For all the many good things that happened, however, it did get me questioning a number of things. Basically I find Pentecostal worship funny, and awkward, and awkward because I find it funny, and generally just not that spiritually uplifting. Anyway, I have a couple of specific things to say.
A phrase I heard a lot over the weekend was “offer your heart to God” or something to that effect. We sang the song “This is my desire” a few times, the chorus including: “Lord I give you my heart/ I give you my soul, I live for you alone.” A constant emphasis on this kind of ‘me-offering-everything-to-God’ thinking makes me feel awkward. I don’t want to outright slam it, because there is some kind of theological backing to it in verses like Romans 12:1, however there is another level that makes me uneasy.

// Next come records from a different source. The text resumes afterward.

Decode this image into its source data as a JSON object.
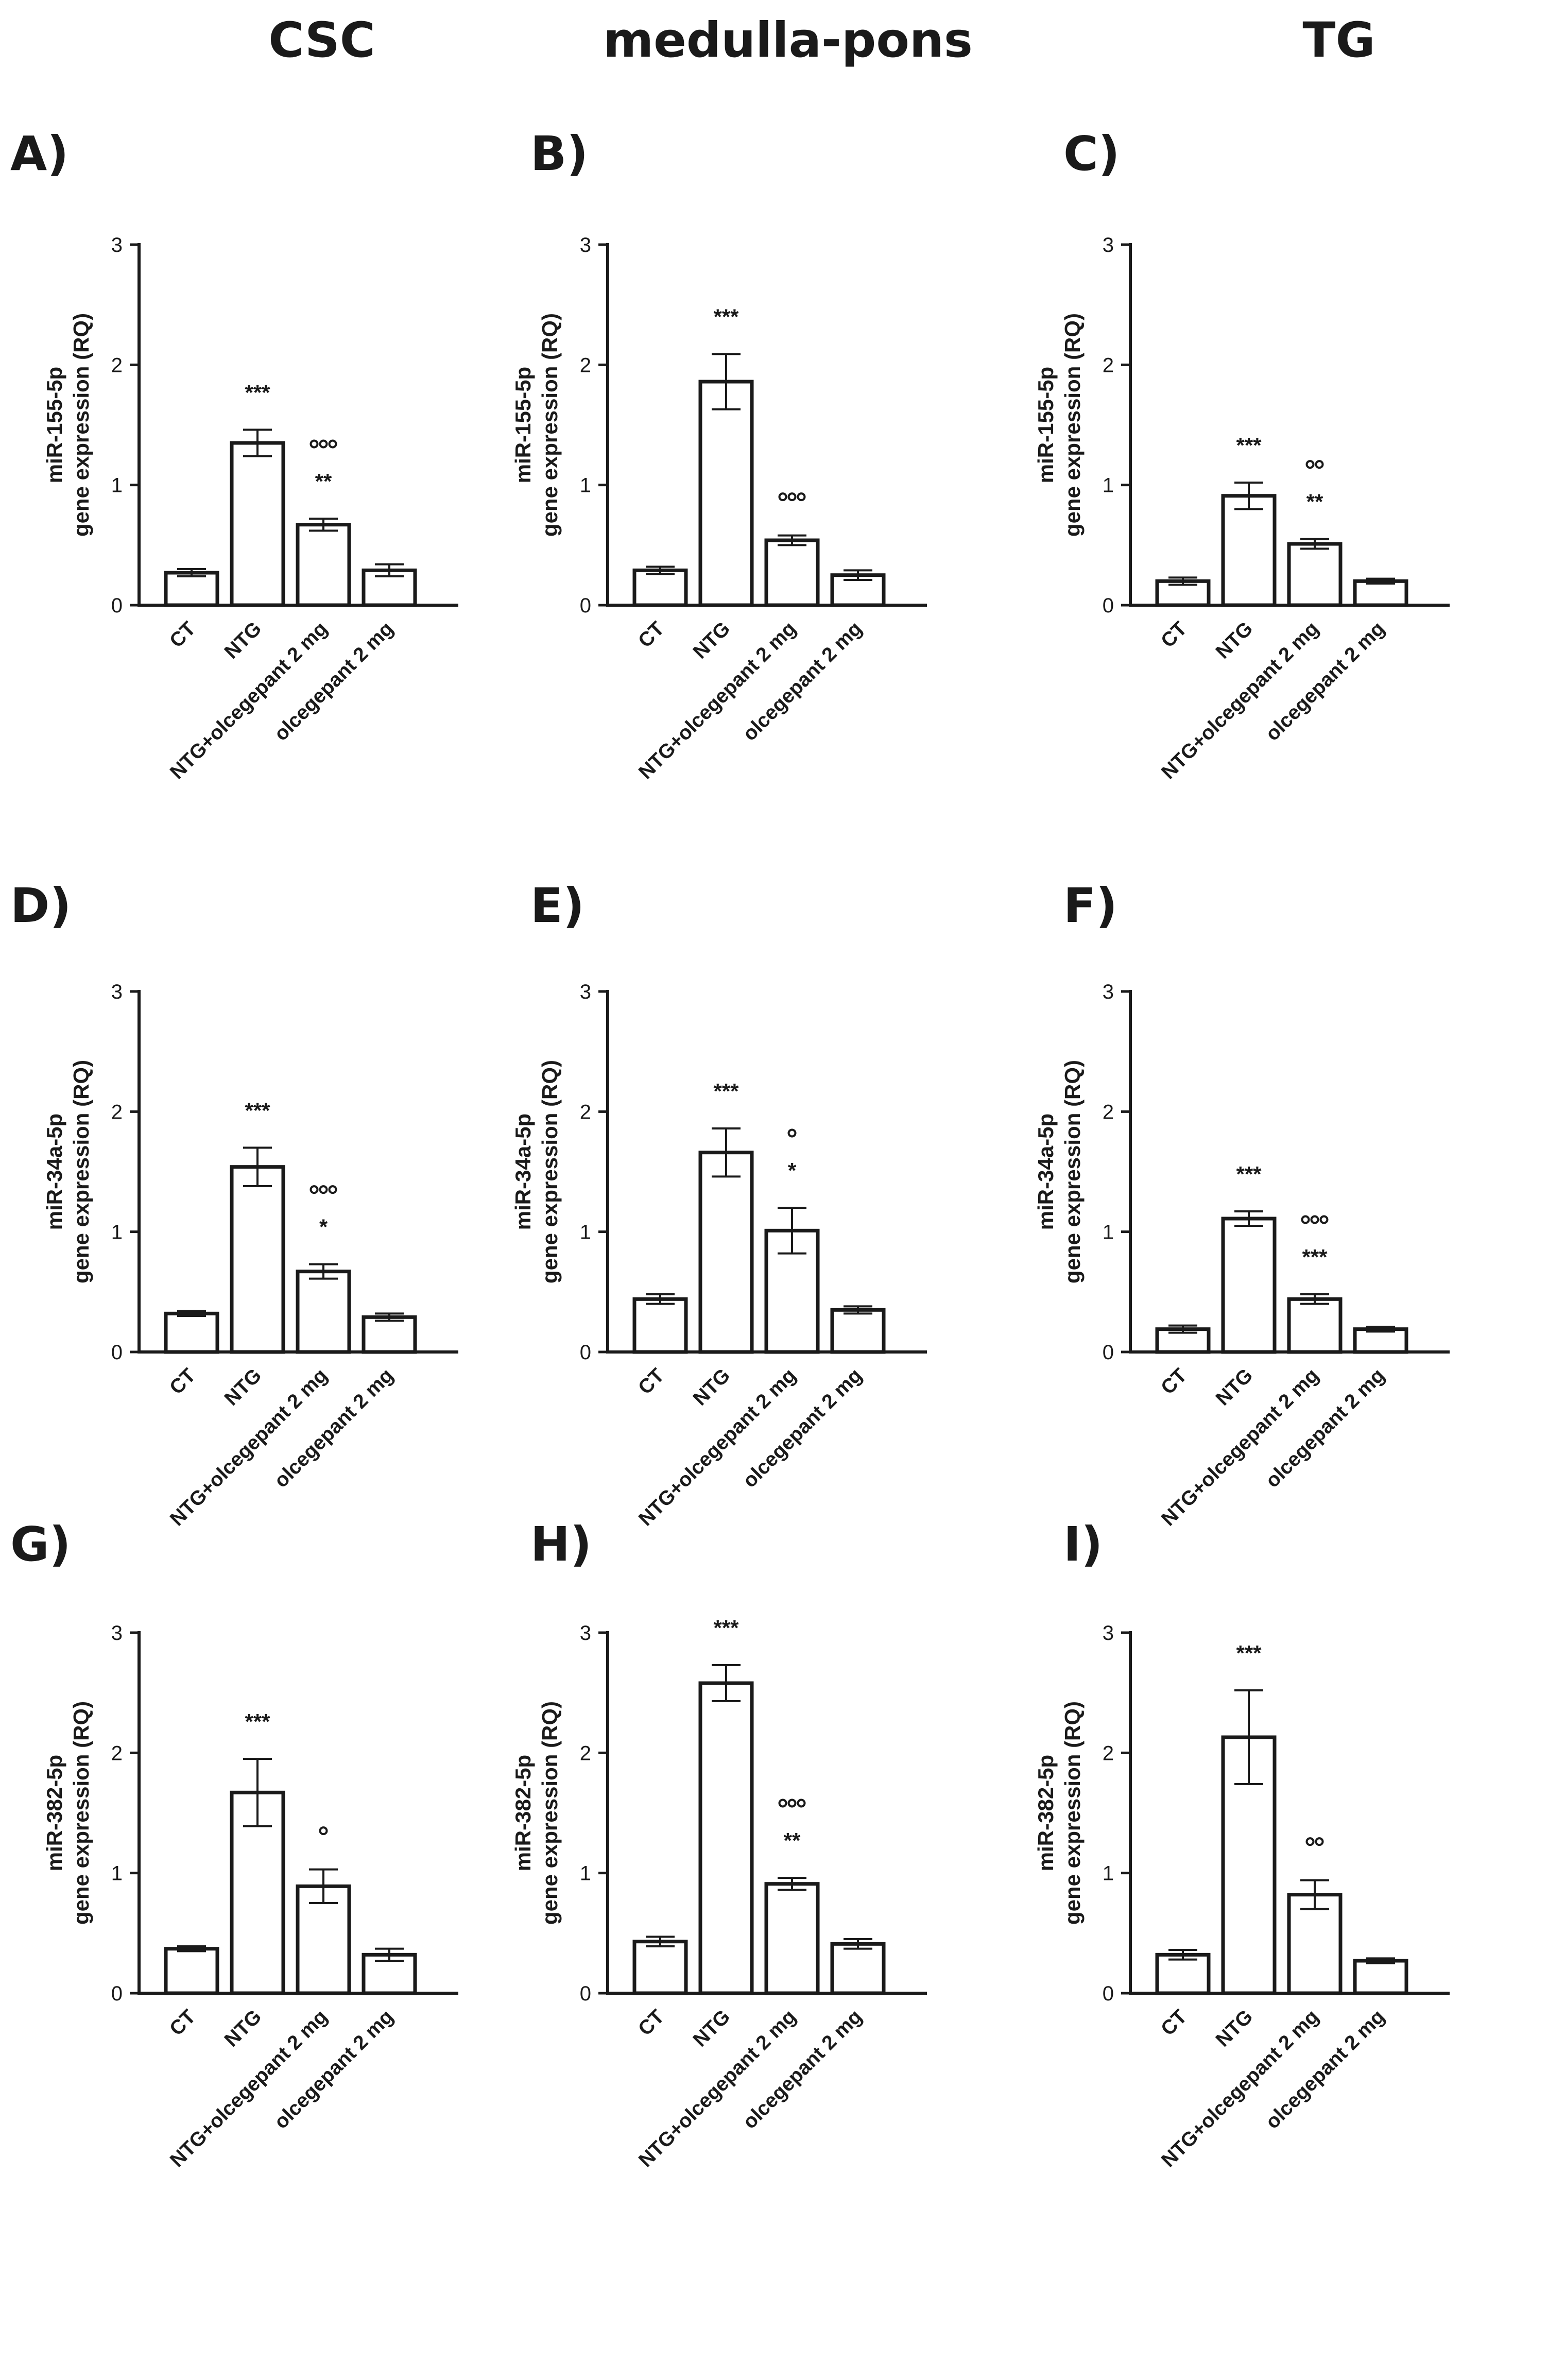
{
  "column_headers": [
    "CSC",
    "medulla-pons",
    "TG"
  ],
  "chart_data": [
    {
      "panel": "A)",
      "type": "bar",
      "column": "CSC",
      "ylabel": [
        "miR-155-5p",
        "gene expression (RQ)"
      ],
      "categories": [
        "CT",
        "NTG",
        "NTG+olcegepant 2 mg",
        "olcegepant 2 mg"
      ],
      "values": [
        0.27,
        1.35,
        0.67,
        0.29
      ],
      "errors": [
        0.03,
        0.11,
        0.05,
        0.05
      ],
      "significance": [
        "",
        "***",
        "**",
        ""
      ],
      "significance_circles": [
        0,
        0,
        3,
        0
      ],
      "ylim": [
        0,
        3
      ],
      "yticks": [
        "0",
        "1",
        "2",
        "3"
      ]
    },
    {
      "panel": "B)",
      "type": "bar",
      "column": "medulla-pons",
      "ylabel": [
        "miR-155-5p",
        "gene expression (RQ)"
      ],
      "categories": [
        "CT",
        "NTG",
        "NTG+olcegepant 2 mg",
        "olcegepant 2 mg"
      ],
      "values": [
        0.29,
        1.86,
        0.54,
        0.25
      ],
      "errors": [
        0.03,
        0.23,
        0.04,
        0.04
      ],
      "significance": [
        "",
        "***",
        "",
        ""
      ],
      "significance_circles": [
        0,
        0,
        3,
        0
      ],
      "ylim": [
        0,
        3
      ],
      "yticks": [
        "0",
        "1",
        "2",
        "3"
      ]
    },
    {
      "panel": "C)",
      "type": "bar",
      "column": "TG",
      "ylabel": [
        "miR-155-5p",
        "gene expression (RQ)"
      ],
      "categories": [
        "CT",
        "NTG",
        "NTG+olcegepant 2 mg",
        "olcegepant 2 mg"
      ],
      "values": [
        0.2,
        0.91,
        0.51,
        0.2
      ],
      "errors": [
        0.03,
        0.11,
        0.04,
        0.02
      ],
      "significance": [
        "",
        "***",
        "**",
        ""
      ],
      "significance_circles": [
        0,
        0,
        2,
        0
      ],
      "ylim": [
        0,
        3
      ],
      "yticks": [
        "0",
        "1",
        "2",
        "3"
      ]
    },
    {
      "panel": "D)",
      "type": "bar",
      "column": "CSC",
      "ylabel": [
        "miR-34a-5p",
        "gene expression (RQ)"
      ],
      "categories": [
        "CT",
        "NTG",
        "NTG+olcegepant 2 mg",
        "olcegepant 2 mg"
      ],
      "values": [
        0.32,
        1.54,
        0.67,
        0.29
      ],
      "errors": [
        0.02,
        0.16,
        0.06,
        0.03
      ],
      "significance": [
        "",
        "***",
        "*",
        ""
      ],
      "significance_circles": [
        0,
        0,
        3,
        0
      ],
      "ylim": [
        0,
        3
      ],
      "yticks": [
        "0",
        "1",
        "2",
        "3"
      ]
    },
    {
      "panel": "E)",
      "type": "bar",
      "column": "medulla-pons",
      "ylabel": [
        "miR-34a-5p",
        "gene expression (RQ)"
      ],
      "categories": [
        "CT",
        "NTG",
        "NTG+olcegepant 2 mg",
        "olcegepant 2 mg"
      ],
      "values": [
        0.44,
        1.66,
        1.01,
        0.35
      ],
      "errors": [
        0.04,
        0.2,
        0.19,
        0.03
      ],
      "significance": [
        "",
        "***",
        "*",
        ""
      ],
      "significance_circles": [
        0,
        0,
        1,
        0
      ],
      "ylim": [
        0,
        3
      ],
      "yticks": [
        "0",
        "1",
        "2",
        "3"
      ]
    },
    {
      "panel": "F)",
      "type": "bar",
      "column": "TG",
      "ylabel": [
        "miR-34a-5p",
        "gene expression (RQ)"
      ],
      "categories": [
        "CT",
        "NTG",
        "NTG+olcegepant 2 mg",
        "olcegepant 2 mg"
      ],
      "values": [
        0.19,
        1.11,
        0.44,
        0.19
      ],
      "errors": [
        0.03,
        0.06,
        0.04,
        0.02
      ],
      "significance": [
        "",
        "***",
        "***",
        ""
      ],
      "significance_circles": [
        0,
        0,
        3,
        0
      ],
      "ylim": [
        0,
        3
      ],
      "yticks": [
        "0",
        "1",
        "2",
        "3"
      ]
    },
    {
      "panel": "G)",
      "type": "bar",
      "column": "CSC",
      "ylabel": [
        "miR-382-5p",
        "gene expression (RQ)"
      ],
      "categories": [
        "CT",
        "NTG",
        "NTG+olcegepant 2 mg",
        "olcegepant 2 mg"
      ],
      "values": [
        0.37,
        1.67,
        0.89,
        0.32
      ],
      "errors": [
        0.02,
        0.28,
        0.14,
        0.05
      ],
      "significance": [
        "",
        "***",
        "",
        ""
      ],
      "significance_circles": [
        0,
        0,
        1,
        0
      ],
      "ylim": [
        0,
        3
      ],
      "yticks": [
        "0",
        "1",
        "2",
        "3"
      ]
    },
    {
      "panel": "H)",
      "type": "bar",
      "column": "medulla-pons",
      "ylabel": [
        "miR-382-5p",
        "gene expression (RQ)"
      ],
      "categories": [
        "CT",
        "NTG",
        "NTG+olcegepant 2 mg",
        "olcegepant 2 mg"
      ],
      "values": [
        0.43,
        2.58,
        0.91,
        0.41
      ],
      "errors": [
        0.04,
        0.15,
        0.05,
        0.04
      ],
      "significance": [
        "",
        "***",
        "**",
        ""
      ],
      "significance_circles": [
        0,
        0,
        3,
        0
      ],
      "ylim": [
        0,
        3
      ],
      "yticks": [
        "0",
        "1",
        "2",
        "3"
      ]
    },
    {
      "panel": "I)",
      "type": "bar",
      "column": "TG",
      "ylabel": [
        "miR-382-5p",
        "gene expression (RQ)"
      ],
      "categories": [
        "CT",
        "NTG",
        "NTG+olcegepant 2 mg",
        "olcegepant 2 mg"
      ],
      "values": [
        0.32,
        2.13,
        0.82,
        0.27
      ],
      "errors": [
        0.04,
        0.39,
        0.12,
        0.02
      ],
      "significance": [
        "",
        "***",
        "",
        ""
      ],
      "significance_circles": [
        0,
        0,
        2,
        0
      ],
      "ylim": [
        0,
        3
      ],
      "yticks": [
        "0",
        "1",
        "2",
        "3"
      ]
    }
  ]
}
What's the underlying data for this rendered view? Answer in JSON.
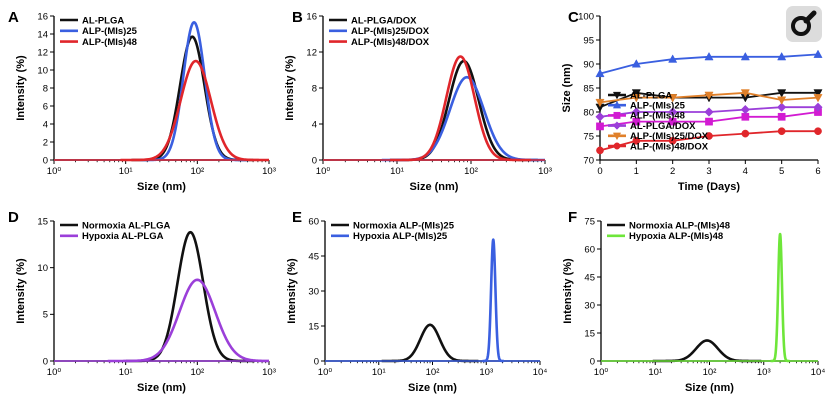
{
  "accent_colors": {
    "black": "#111111",
    "blue": "#3a5fe0",
    "red": "#e0262b",
    "purple": "#9b3fd9",
    "green": "#6ee63a",
    "orange": "#e0802a",
    "magenta": "#d21bd2"
  },
  "corner_icon": "magnifier-icon",
  "chart_data": [
    {
      "panel": "A",
      "type": "line",
      "xscale": "log",
      "xlabel": "Size (nm)",
      "ylabel": "Intensity (%)",
      "xlim": [
        1,
        1000
      ],
      "ylim": [
        0,
        16
      ],
      "xticks": [
        "10⁰",
        "10¹",
        "10²",
        "10³"
      ],
      "yticks": [
        "0",
        "2",
        "4",
        "6",
        "8",
        "10",
        "12",
        "14",
        "16"
      ],
      "legend": "top-left",
      "series": [
        {
          "name": "AL-PLGA",
          "color": "#111111",
          "peak": 13.7,
          "center": 85,
          "width": 0.17
        },
        {
          "name": "ALP-(MIs)25",
          "color": "#3a5fe0",
          "peak": 15.3,
          "center": 90,
          "width": 0.15
        },
        {
          "name": "ALP-(MIs)48",
          "color": "#e0262b",
          "peak": 11.0,
          "center": 95,
          "width": 0.21
        }
      ]
    },
    {
      "panel": "B",
      "type": "line",
      "xscale": "log",
      "xlabel": "Size (nm)",
      "ylabel": "Intensity (%)",
      "xlim": [
        1,
        1000
      ],
      "ylim": [
        0,
        16
      ],
      "xticks": [
        "10⁰",
        "10¹",
        "10²",
        "10³"
      ],
      "yticks": [
        "0",
        "4",
        "8",
        "12",
        "16"
      ],
      "legend": "top-left",
      "series": [
        {
          "name": "AL-PLGA/DOX",
          "color": "#111111",
          "peak": 11.0,
          "center": 80,
          "width": 0.2
        },
        {
          "name": "ALP-(MIs)25/DOX",
          "color": "#3a5fe0",
          "peak": 9.2,
          "center": 88,
          "width": 0.23
        },
        {
          "name": "ALP-(MIs)48/DOX",
          "color": "#e0262b",
          "peak": 11.5,
          "center": 72,
          "width": 0.19
        }
      ]
    },
    {
      "panel": "C",
      "type": "line",
      "xlabel": "Time (Days)",
      "ylabel": "Size (nm)",
      "xlim": [
        0,
        6
      ],
      "ylim": [
        70,
        100
      ],
      "xticks": [
        "0",
        "1",
        "2",
        "3",
        "4",
        "5",
        "6"
      ],
      "yticks": [
        "70",
        "75",
        "80",
        "85",
        "90",
        "95",
        "100"
      ],
      "legend": "bottom-left",
      "x": [
        0,
        1,
        2,
        3,
        4,
        5,
        6
      ],
      "series": [
        {
          "name": "AL-PLGA",
          "color": "#111111",
          "marker": "triangle-down",
          "values": [
            81,
            84,
            83,
            83,
            83,
            84,
            84
          ]
        },
        {
          "name": "ALP-(MIs)25",
          "color": "#3a5fe0",
          "marker": "triangle-up",
          "values": [
            88,
            90,
            91,
            91.5,
            91.5,
            91.5,
            92
          ]
        },
        {
          "name": "ALP-(MIs)48",
          "color": "#d21bd2",
          "marker": "square",
          "values": [
            77,
            78,
            78,
            78,
            79,
            79,
            80
          ]
        },
        {
          "name": "AL-PLGA/DOX",
          "color": "#9b3fd9",
          "marker": "diamond",
          "values": [
            79,
            80,
            80,
            80,
            80.5,
            81,
            81
          ]
        },
        {
          "name": "ALP-(MIs)25/DOX",
          "color": "#e0802a",
          "marker": "triangle-down",
          "values": [
            82,
            83,
            83,
            83.5,
            84,
            82.5,
            83
          ]
        },
        {
          "name": "ALP-(MIs)48/DOX",
          "color": "#e0262b",
          "marker": "circle",
          "values": [
            72,
            74,
            74,
            75,
            75.5,
            76,
            76
          ]
        }
      ]
    },
    {
      "panel": "D",
      "type": "line",
      "xscale": "log",
      "xlabel": "Size (nm)",
      "ylabel": "Intensity (%)",
      "xlim": [
        1,
        1000
      ],
      "ylim": [
        0,
        15
      ],
      "xticks": [
        "10⁰",
        "10¹",
        "10²",
        "10³"
      ],
      "yticks": [
        "0",
        "5",
        "10",
        "15"
      ],
      "legend": "top-left",
      "series": [
        {
          "name": "Normoxia  AL-PLGA",
          "color": "#111111",
          "peak": 13.8,
          "center": 80,
          "width": 0.18
        },
        {
          "name": "Hypoxia  AL-PLGA",
          "color": "#9b3fd9",
          "peak": 8.7,
          "center": 100,
          "width": 0.25
        }
      ]
    },
    {
      "panel": "E",
      "type": "line",
      "xscale": "log",
      "xlabel": "Size (nm)",
      "ylabel": "Intensity (%)",
      "xlim": [
        1,
        10000
      ],
      "ylim": [
        0,
        60
      ],
      "xticks": [
        "10⁰",
        "10¹",
        "10²",
        "10³",
        "10⁴"
      ],
      "yticks": [
        "0",
        "15",
        "30",
        "45",
        "60"
      ],
      "legend": "top-left",
      "series": [
        {
          "name": "Normoxia  ALP-(MIs)25",
          "color": "#111111",
          "peak": 15.5,
          "center": 90,
          "width": 0.18
        },
        {
          "name": "Hypoxia  ALP-(MIs)25",
          "color": "#3a5fe0",
          "peak": 52,
          "center": 1350,
          "width": 0.04
        }
      ]
    },
    {
      "panel": "F",
      "type": "line",
      "xscale": "log",
      "xlabel": "Size (nm)",
      "ylabel": "Intensity (%)",
      "xlim": [
        1,
        10000
      ],
      "ylim": [
        0,
        75
      ],
      "xticks": [
        "10⁰",
        "10¹",
        "10²",
        "10³",
        "10⁴"
      ],
      "yticks": [
        "0",
        "15",
        "30",
        "45",
        "60",
        "75"
      ],
      "legend": "top-left",
      "series": [
        {
          "name": "Normoxia  ALP-(MIs)48",
          "color": "#111111",
          "peak": 11,
          "center": 90,
          "width": 0.2
        },
        {
          "name": "Hypoxia  ALP-(MIs)48",
          "color": "#6ee63a",
          "peak": 68,
          "center": 2000,
          "width": 0.035
        }
      ]
    }
  ]
}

The context in which it is so often said seems to imply that in offering our hearts and souls to God, we are offering something of value. It is as if we expect God to turn around and say “thank you so much for offering me that, I really needed it,” as if we are doing him a favour. Instead I think we come to God with hearts tainted by sin, and so in saying ‘here’s my heart’ we are offering something offensive to God. The amazing thing is that he still accepts it, forgives us, gives us a pure heart and enjoys our praises. But observe the difference because it is crucial, in ‘offering your heart’ because you are thinking you are doing God a favour, you rob God of his glory and claim some for yourself. In offering yourself because you recognise how in need of a saviour you are, you declare God as the only benefactor, and hence bring him all the glory. I don’t think I need to say which is a more God-honouring form of praise.
I also get sick of people speaking about 'hearing from God' (in the still small voice variety) in a way that makes it seem like it is the norm, or worse, the only way to hear from God. What annoys me is that it implicitly belittles the Bible as a way God speaks to his people. I know most of those people would never say the Bible isn't God's word, but it seems that they would far rather God speak individually to them in their head than take the time to study the Word to find the gold within it. This is obviously an overly simplified and harsh analysis, but I think there's something valid in it.
I've written way more than I intended to, but before I close I must say the last thing I want to do is make it seem like a bad camp. I appreciated the effort the various speakers put into their talks, and learnt a lot from them. A lot of good stuff happened and I do love it how God chooses to dwell and work among us. But I think we've still got a lot of things to improve.